In the early 1900s, television had not yet been invented, and radio broadcasts, while popular, did not have quite the same reach or impact as live attendance did and as television eventually would, especially from the perspective of advertisers and sponsors (Roche 10). At this particular juncture in Olympic history, the primary media instrument used for diffusion of information about the Games was print media, newspapers in particular (Roche 10). Articles recounting the competitions that had already occurred were published, and were accompanied and enlivened by photographs, which played an important role in stimulating the public’s interest in the Games and communicating the spirit of the Olympics. This notion of spirit is critical to the role that advertising has played in the Games since the mid-twentieth century, an issue that will be examined in greater detail later (Bale & Krogh Christensen 89). It was not until the post-war period, however, that the television would become an important part of the Olympic Games. In some people’s minds, the role that television would play would become so important that it would reshape everything about the Olympics– their organization, their delivery, and the public’s enjoyment of the Games (Roche 147).

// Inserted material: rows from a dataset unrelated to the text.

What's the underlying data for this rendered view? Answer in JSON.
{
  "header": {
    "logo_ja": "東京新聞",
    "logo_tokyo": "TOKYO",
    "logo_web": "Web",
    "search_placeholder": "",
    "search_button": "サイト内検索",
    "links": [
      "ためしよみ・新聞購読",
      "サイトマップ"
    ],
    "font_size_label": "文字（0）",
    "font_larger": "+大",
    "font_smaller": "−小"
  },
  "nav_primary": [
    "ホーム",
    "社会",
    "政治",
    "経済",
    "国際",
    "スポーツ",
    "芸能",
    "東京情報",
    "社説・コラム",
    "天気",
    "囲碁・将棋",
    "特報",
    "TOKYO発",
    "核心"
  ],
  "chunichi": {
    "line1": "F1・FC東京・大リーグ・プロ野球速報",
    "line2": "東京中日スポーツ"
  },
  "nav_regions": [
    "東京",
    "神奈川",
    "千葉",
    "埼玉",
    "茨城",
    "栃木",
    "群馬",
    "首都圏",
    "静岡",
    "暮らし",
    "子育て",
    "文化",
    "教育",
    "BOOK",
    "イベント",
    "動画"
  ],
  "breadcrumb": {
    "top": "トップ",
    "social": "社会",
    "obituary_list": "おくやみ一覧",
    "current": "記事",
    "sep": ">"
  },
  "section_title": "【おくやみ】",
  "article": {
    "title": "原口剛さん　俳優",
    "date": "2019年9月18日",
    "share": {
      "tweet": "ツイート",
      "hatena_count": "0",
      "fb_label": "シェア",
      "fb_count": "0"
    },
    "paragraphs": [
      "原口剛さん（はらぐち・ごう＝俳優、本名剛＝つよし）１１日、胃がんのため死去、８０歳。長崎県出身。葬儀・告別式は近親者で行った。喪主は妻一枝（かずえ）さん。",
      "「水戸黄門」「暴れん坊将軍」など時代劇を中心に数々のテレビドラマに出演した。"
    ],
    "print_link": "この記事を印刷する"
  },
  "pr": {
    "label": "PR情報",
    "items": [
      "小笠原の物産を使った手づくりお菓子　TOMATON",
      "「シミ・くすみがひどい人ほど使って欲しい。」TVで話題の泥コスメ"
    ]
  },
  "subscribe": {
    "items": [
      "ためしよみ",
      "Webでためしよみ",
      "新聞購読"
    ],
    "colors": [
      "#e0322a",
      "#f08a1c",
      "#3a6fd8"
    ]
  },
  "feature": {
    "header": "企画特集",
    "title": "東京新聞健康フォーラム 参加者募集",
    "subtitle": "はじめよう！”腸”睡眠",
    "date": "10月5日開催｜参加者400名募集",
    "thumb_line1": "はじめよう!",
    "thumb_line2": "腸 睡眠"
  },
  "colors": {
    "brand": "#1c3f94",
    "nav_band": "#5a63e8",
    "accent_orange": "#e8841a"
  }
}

Over time, as technology evolved and, in particular, as the television became a fixture in many homes, especially in developed countries, one of the critical changes that occurred in the promotion, marketing, and sponsorship of the Olympic Games was the manner in which the relationship between the Games and advertisers evolved. Olympic organizers quickly recognized the power that televised mass media could offer them with respect to the promotion of the Games via broadcasting (Roche 10). First, television could potentially reach a larger and more diverse audience than newspapers and other print media, such as magazines and circular announcements. Second, it could convey moving images; while this observation seems obvious, it is both powerful and significant, for the Olympics were all about motion and movement, and the television captured the physicality of the Games in a way that a still photograph never could.